The HRC in Resolution S-33/1 expressed concern about the various violations identified in the JIT report and stressed the need for independent investigations and prosecution of those responsible to ensure accountability and justice for victims and survivors.

The Resolution envisaged the ICHREE’s support for the implementation of specific recommendations in the JIT report, including on transitional justice, by requesting the ICHREE to provide guidance on transitional justice, including accountability, reconciliation, and healing.

According to EHRC, the JIT has been in discussion with the ICHREE on the complementarity envisioned under Resolution S-33/1 (para 9) and on how the ICHREE intends to build on the JIT report.

The JIT has expressed its commitment to cooperate with the ICHREE on multiple areas, including follow up on the JIT recommendations, related to transitional justice and accountability, information sharing, and consultation and advice.

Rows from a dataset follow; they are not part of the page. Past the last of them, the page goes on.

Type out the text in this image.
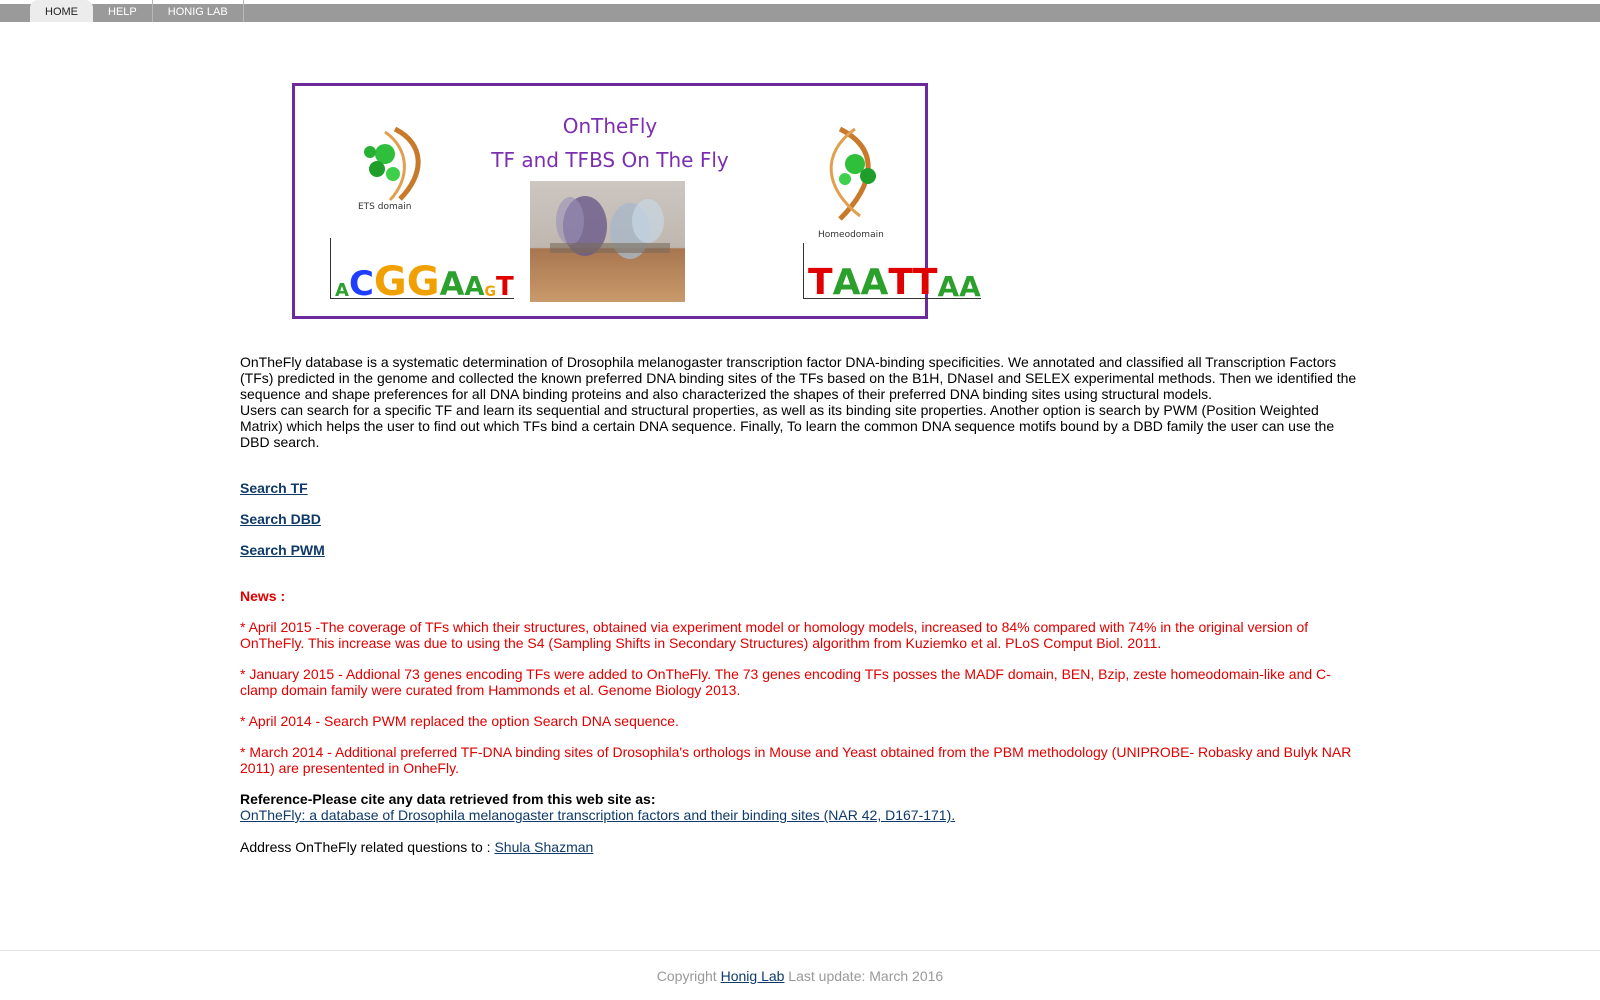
HOME	HELP	HONIG LAB
OnTheFly
TF and TFBS On The Fly
ETS domain
Homeodomain
A C G G A A G T	T A A T T A A

OnTheFly database is a systematic determination of Drosophila melanogaster transcription factor DNA-binding specificities. We annotated and classified all Transcription Factors (TFs) predicted in the genome and collected the known preferred DNA binding sites of the TFs based on the B1H, DNaseI and SELEX experimental methods. Then we identified the sequence and shape preferences for all DNA binding proteins and also characterized the shapes of their preferred DNA binding sites using structural models.

Users can search for a specific TF and learn its sequential and structural properties, as well as its binding site properties. Another option is search by PWM (Position Weighted Matrix) which helps the user to find out which TFs bind a certain DNA sequence. Finally, To learn the common DNA sequence motifs bound by a DBD family the user can use the DBD search.

Search TF
Search DBD
Search PWM
News :
* April 2015 -The coverage of TFs which their structures, obtained via experiment model or homology models, increased to 84% compared with 74% in the original version of OnTheFly. This increase was due to using the S4 (Sampling Shifts in Secondary Structures) algorithm from Kuziemko et al. PLoS Comput Biol. 2011.
* January 2015 - Addional 73 genes encoding TFs were added to OnTheFly. The 73 genes encoding TFs posses the MADF domain, BEN, Bzip, zeste homeodomain-like and C-clamp domain family were curated from Hammonds et al. Genome Biology 2013.
* April 2014 - Search PWM replaced the option Search DNA sequence.
* March 2014 - Additional preferred TF-DNA binding sites of Drosophila's orthologs in Mouse and Yeast obtained from the PBM methodology (UNIPROBE- Robasky and Bulyk NAR 2011) are presentented in OnheFly.
Reference-Please cite any data retrieved from this web site as:
OnTheFly: a database of Drosophila melanogaster transcription factors and their binding sites (NAR 42, D167-171).
Address OnTheFly related questions to : Shula Shazman
Copyright Honig Lab Last update: March 2016
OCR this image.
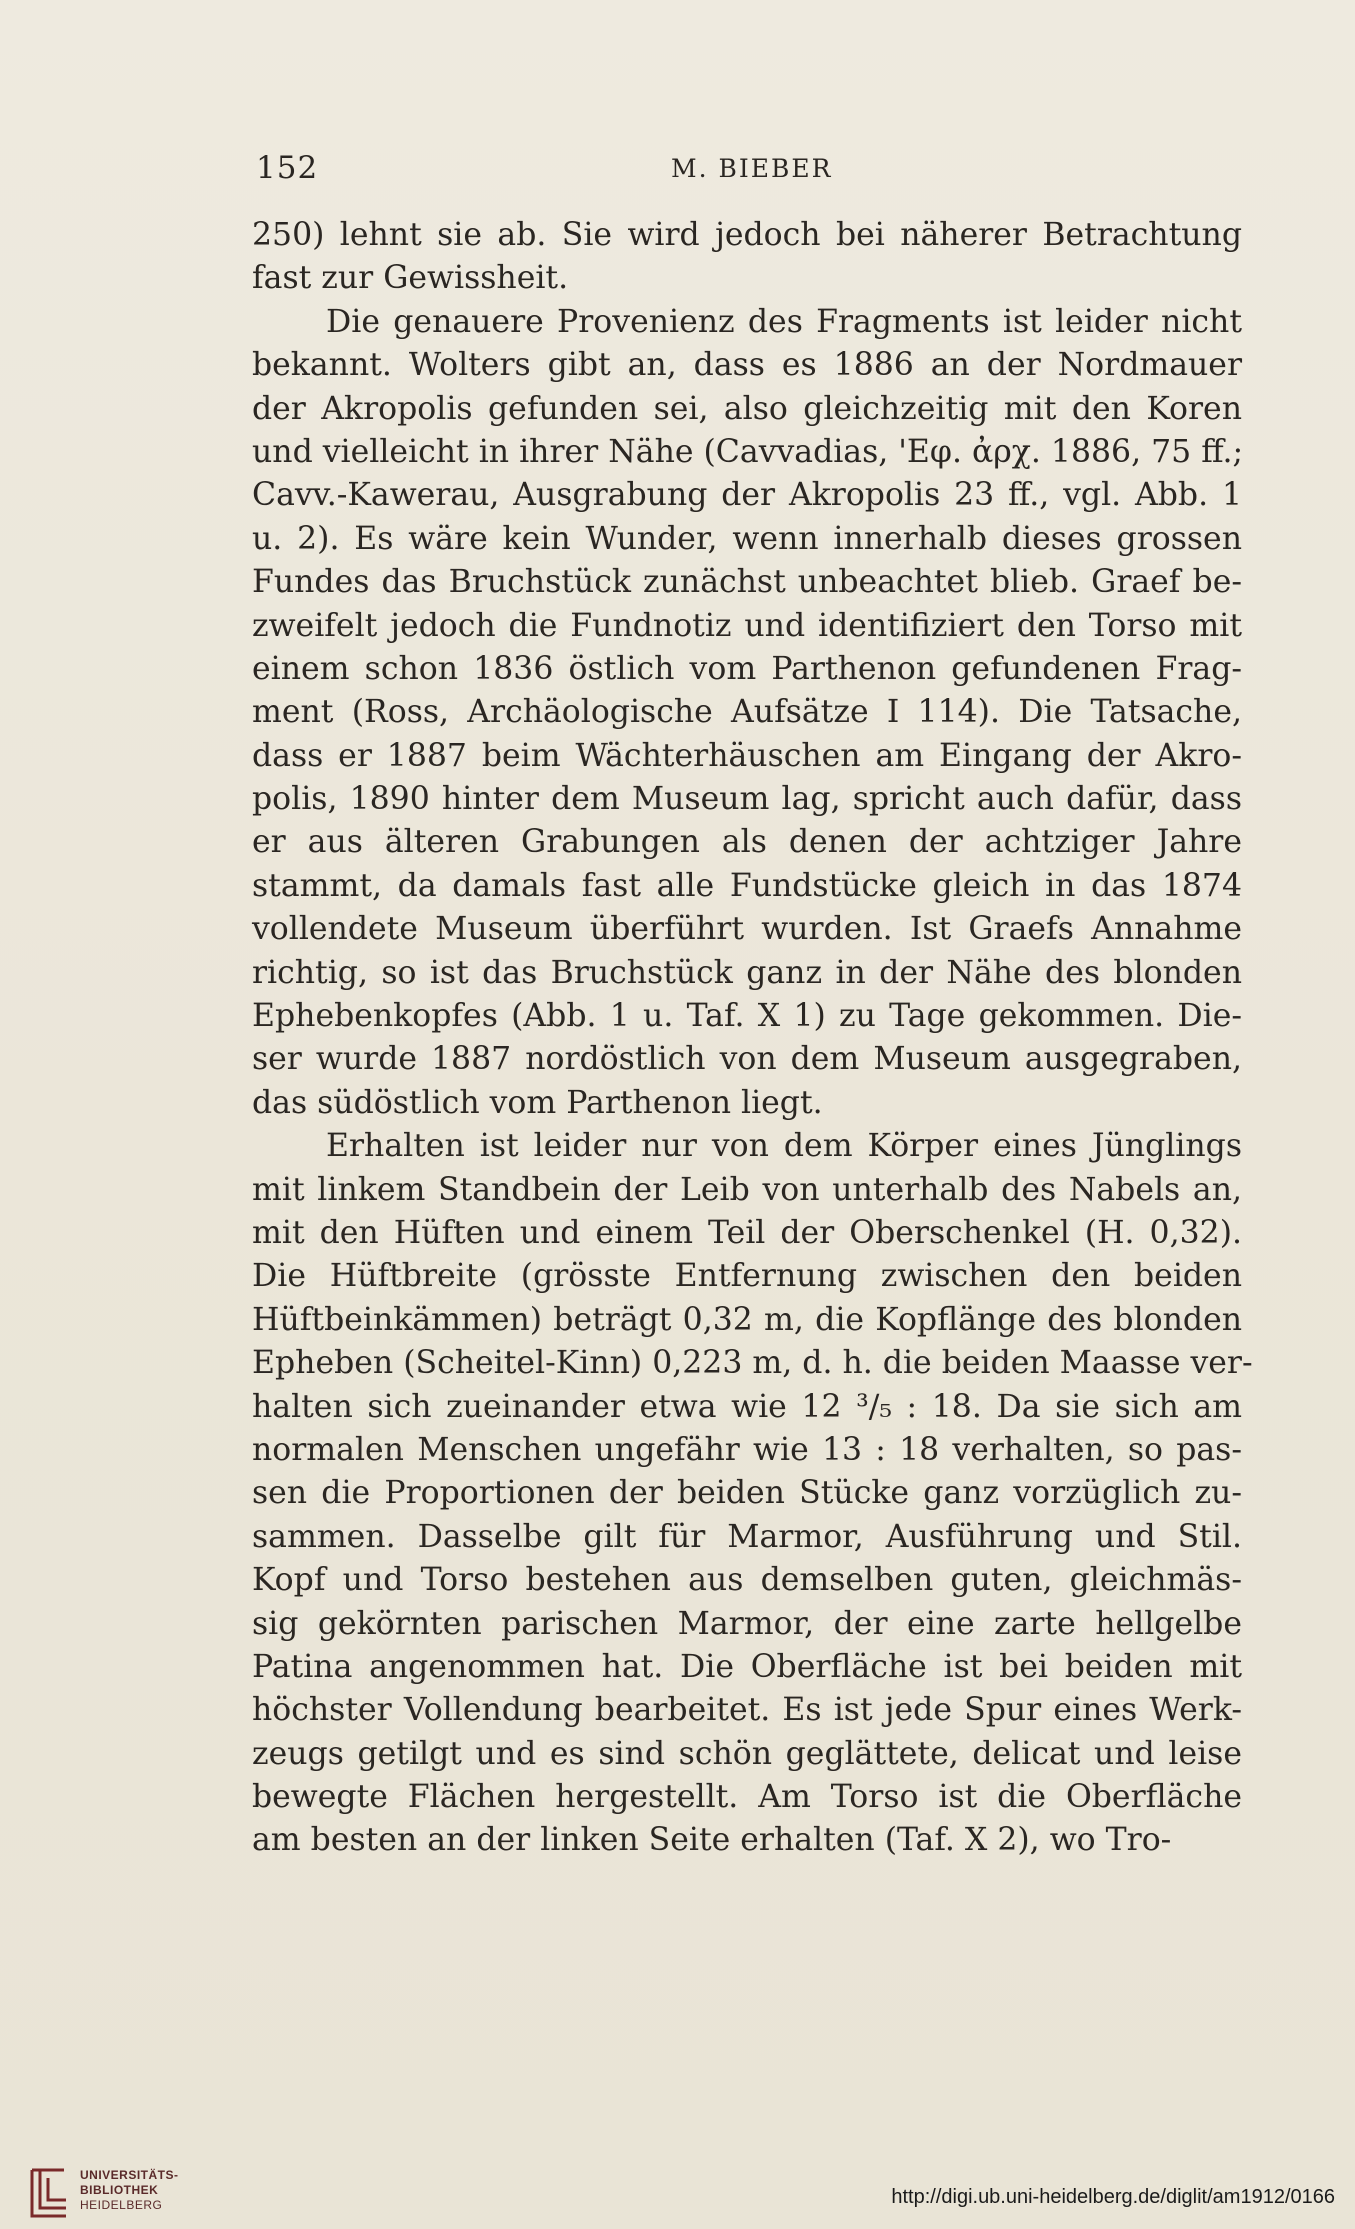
152	M. BIEBER
250) lehnt sie ab. Sie wird jedoch bei näherer Betrachtung
fast zur Gewissheit.
Die genauere Provenienz des Fragments ist leider nicht
bekannt. Wolters gibt an, dass es 1886 an der Nordmauer
der Akropolis gefunden sei, also gleichzeitig mit den Koren
und vielleicht in ihrer Nähe (Cavvadias, 'Εφ. ἀρχ. 1886, 75 ff.;
Cavv.-Kawerau, Ausgrabung der Akropolis 23 ff., vgl. Abb. 1
u. 2). Es wäre kein Wunder, wenn innerhalb dieses grossen
Fundes das Bruchstück zunächst unbeachtet blieb. Graef be-
zweifelt jedoch die Fundnotiz und identifiziert den Torso mit
einem schon 1836 östlich vom Parthenon gefundenen Frag-
ment (Ross, Archäologische Aufsätze I 114). Die Tatsache,
dass er 1887 beim Wächterhäuschen am Eingang der Akro-
polis, 1890 hinter dem Museum lag, spricht auch dafür, dass
er aus älteren Grabungen als denen der achtziger Jahre
stammt, da damals fast alle Fundstücke gleich in das 1874
vollendete Museum überführt wurden. Ist Graefs Annahme
richtig, so ist das Bruchstück ganz in der Nähe des blonden
Ephebenkopfes (Abb. 1 u. Taf. X 1) zu Tage gekommen. Die-
ser wurde 1887 nordöstlich von dem Museum ausgegraben,
das südöstlich vom Parthenon liegt.
Erhalten ist leider nur von dem Körper eines Jünglings
mit linkem Standbein der Leib von unterhalb des Nabels an,
mit den Hüften und einem Teil der Oberschenkel (H. 0,32).
Die Hüftbreite (grösste Entfernung zwischen den beiden
Hüftbeinkämmen) beträgt 0,32 m, die Kopflänge des blonden
Epheben (Scheitel-Kinn) 0,223 m, d. h. die beiden Maasse ver-
halten sich zueinander etwa wie 12 ³/₅ : 18. Da sie sich am
normalen Menschen ungefähr wie 13 : 18 verhalten, so pas-
sen die Proportionen der beiden Stücke ganz vorzüglich zu-
sammen. Dasselbe gilt für Marmor, Ausführung und Stil.
Kopf und Torso bestehen aus demselben guten, gleichmäs-
sig gekörnten parischen Marmor, der eine zarte hellgelbe
Patina angenommen hat. Die Oberfläche ist bei beiden mit
höchster Vollendung bearbeitet. Es ist jede Spur eines Werk-
zeugs getilgt und es sind schön geglättete, delicat und leise
bewegte Flächen hergestellt. Am Torso ist die Oberfläche
am besten an der linken Seite erhalten (Taf. X 2), wo Tro-
UNIVERSITÄTS-
BIBLIOTHEK
HEIDELBERG	http://digi.ub.uni-heidelberg.de/diglit/am1912/0166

Regarding ICHREE’s request to access the JIT’s database, the JIT is required to observe the principles of informed consent of victims and witnesses for their information to be shared or used, confidentiality requests, and protection of sources.

After extensive deliberations on the issue, the JIT has agreed to grant access to its database guided by pertinent provisions on the protection of sensitive and confidential information, the statement explained.

It further stressed that “EHRC recognizes the limitations and challenges faced by the ICHREE which hindered its selection of incidents and themes to a handful, as well as the complete lack of coverage of serious human rights and humanitarian law violations which could amount to war

crimes and crimes against humanity in the Afar region.”

In this regard, the statement noted that “the Commission underscores that the JIT report together with EHRC’s follow-up Report on Afar, Amhara, and parts of Tigray regions, remain the most comprehensive reports on violations and abuses of international human rights law, humanitarian law, and refugee law committed by all parties to the conflict within the context of the conflict in Northern Ethiopia to date.”

In conclusion, the EHRC reiterated its readiness to cooperate with the ICHREE within the

framework of cooperation proposed, including support to the ICHREE on discussions

with the state to grant access to affected areas in Northern Ethiopia.

However, the Commission underscored the need to exercise caution in the approach which completely disregards the situation in an entire region in Northern Ethiopia, and advised ICHREE to adequately cover all affected populations and regions to fairly illustrate the situation in Northern Ethiopia.